Despite significant Anglican disagreements over the topic in Britain and elsewhere, the Church of England will debate controversial plans enabling priests to administer blessings to same-sex couples on Wednesday.
Hundreds of people who are part of the General Synod, the church’s elected governing body, which meets twice or three times a year, will discuss and vote on the proposals bishops presented last month.
There are no changes to the rules that say Anglican priests can’t marry same-sex couples. The plans would allow churches to provide a “God’s blessing” for civil marriages and partnerships.
In an open letter last month, bishops also apologised directly to LGBTQ people for the “hostile and homophobic response” they have sometimes gotten in parishes. This was the first time bishops had done something like this.
The steps come after almost six years of internal debate, but they have been criticised by both those who support same-sex marriage and those who don’t. This shows that Anglicanism is breaking up all over the world.
Jayne Ozanne, a member of the Synod and an activist for LGBTQ rights, harshly criticised the late apology.
“We’ve had years of apologies from our bishops but no action,” she told AFP before Wednesday’s five-hour debate.
“It’s like an abusive relationship where someone keeps hitting you and then says, ‘I’m sorry, I’m sorry’.
“Until the discrimination and the abuse stop, we don’t want to hear more empty words. We need action first.”
But the Church of England’s conservative Evangelical Council has spoken out against the changes.
It says they will cause “further division and broken fellowship” in the church and “a greater tearing of the fabric of the worldwide Anglican Communion.”
Last month, the Church of England said, “We believe that it is the Church of England’s responsibility to serve the nation by proclaiming the gospel, not by compromising with the prevailing culture.”
Since same-sex marriage became legal in England in 2013, the government has pressured the Church of England to change how it deals with it.
Even though dozens of other countries have made same-sex marriages legal, being gay is still illegal in many places worldwide.
That includes countries in sub-Saharan Africa that are very religious and conservative.

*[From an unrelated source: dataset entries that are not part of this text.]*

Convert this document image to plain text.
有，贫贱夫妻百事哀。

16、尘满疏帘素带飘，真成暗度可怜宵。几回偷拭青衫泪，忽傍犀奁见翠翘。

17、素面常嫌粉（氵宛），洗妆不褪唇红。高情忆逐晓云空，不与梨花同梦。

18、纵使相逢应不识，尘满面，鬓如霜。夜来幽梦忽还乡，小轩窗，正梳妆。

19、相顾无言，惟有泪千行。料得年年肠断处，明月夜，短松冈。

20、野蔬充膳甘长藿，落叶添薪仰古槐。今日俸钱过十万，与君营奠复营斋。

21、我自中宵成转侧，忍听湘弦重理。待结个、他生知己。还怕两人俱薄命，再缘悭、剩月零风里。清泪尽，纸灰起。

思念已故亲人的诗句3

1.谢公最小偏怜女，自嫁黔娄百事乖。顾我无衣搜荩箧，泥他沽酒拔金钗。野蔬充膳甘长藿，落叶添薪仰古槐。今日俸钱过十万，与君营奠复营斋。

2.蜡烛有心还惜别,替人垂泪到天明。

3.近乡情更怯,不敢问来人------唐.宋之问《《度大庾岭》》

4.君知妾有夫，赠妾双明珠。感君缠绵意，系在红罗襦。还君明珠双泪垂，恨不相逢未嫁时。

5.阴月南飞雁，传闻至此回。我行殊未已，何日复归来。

These countries are part of the Anglican Communion, which consists of 43 Churches in 165 countries.
It has about 85 million members and is the third-largest Christian church after the Eastern Orthodox Church and the Roman Catholic Church.
Archbishop of Canterbury Justin Welby and some of these Anglican churches seem to have grown apart. This is because these churches often want to put more restrictions on the LGBTQ community instead of changing their doctrine.
As he opened the four-day Synod on Monday, Welby said, “We have deep and passionately held differences.”
“But let us not fall into caricaturing those among us who don’t agree with us as being those who are trying to construct their lives away from God. The evidence is far from that.”
Welby said that “too many people have heard the words of rejection that human tongues create,” especially regarding sexuality.
Even though the plans discussed Wednesday afternoon don’t change Church of England law and don’t need formal Synod approval, members will vote on a motion of support and any proposed changes.
If the ideas are turned down, they might be unable to move forward.
The Catholic Church is also very divided on this issue, so the Church of England is not the only sizeable Christian group with big problems.
Many conservative Catholics disagree with Pope Francis’s views on sexual orientation, which are more open-minded. This has caused a lot of controversies.
But the pope also has upset modernists by sticking to Catholic teaching that marriage is between a man and a woman.